I’m sure that thing called love
Can straddle time, one foot in the now
And one foot in the long ago
Or maybe so far in the future that
We cannot comprehend that place.
But despite what people say
We do not change, we’ll always be
Two souls so hopelessly in love.
I just watched the first half of The Adam Project on Netflix this evening – no spoilers please, as I haven’t reached the end yet. But quite near the beginning of the movie, there was a scene that had a surprisingly emotional effect on me.
Ryan Reynolds’ character comes back from the future and meets his twelve year old self. At one point, he is in a bar, nursing a drink, when his mother walks in. Obviously, he is an adult so she doesn’t recognise him.
But she does speak to him and there is that spark between them. She seems to know that she has a deep love for him even though she doesn’t know he is her grown up son.
I do find it such an interesting idea that we are intimately linked with people and that doesn’t change, even if time or distance separates us.
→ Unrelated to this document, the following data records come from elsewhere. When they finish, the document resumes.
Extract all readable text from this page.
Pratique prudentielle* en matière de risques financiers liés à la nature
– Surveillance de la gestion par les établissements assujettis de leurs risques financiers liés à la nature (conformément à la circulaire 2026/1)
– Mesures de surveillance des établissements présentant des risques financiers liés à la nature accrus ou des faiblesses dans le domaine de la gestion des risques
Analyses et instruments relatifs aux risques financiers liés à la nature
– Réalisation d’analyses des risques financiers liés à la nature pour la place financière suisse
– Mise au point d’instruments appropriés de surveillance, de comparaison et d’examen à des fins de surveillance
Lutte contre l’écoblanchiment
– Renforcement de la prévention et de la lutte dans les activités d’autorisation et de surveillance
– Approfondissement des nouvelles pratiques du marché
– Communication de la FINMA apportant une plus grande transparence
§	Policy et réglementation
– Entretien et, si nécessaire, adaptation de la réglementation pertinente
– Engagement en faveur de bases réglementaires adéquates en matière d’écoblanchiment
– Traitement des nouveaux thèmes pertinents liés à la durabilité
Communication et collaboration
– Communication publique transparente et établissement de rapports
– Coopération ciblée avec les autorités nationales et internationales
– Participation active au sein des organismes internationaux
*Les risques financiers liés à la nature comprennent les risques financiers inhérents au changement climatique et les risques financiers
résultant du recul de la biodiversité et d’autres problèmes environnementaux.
You see it a lot when long lost relatives ruinite and they say that they just feel like they have known each other forever.
I’m sure we’ve all had those sparks with people that we’ve only just met; I just wonder if they were actually versions of someone we know, flying in from the future.
Much Love
Rachel xx
Margot Kinberg
That link is really fascinating, Rachel. Sometimes I think you can feel it with people you only met a few times, or haven’t seen in decades. It’s not something you can really describe easily, but it binds you with another person in ways that cannot be severed. I felt that way about my daughter when I first met her (we adopted her). It was as though we’d always known her – I mean long before she was actually born. Sounds weird, I know, but that’s what that bond is like.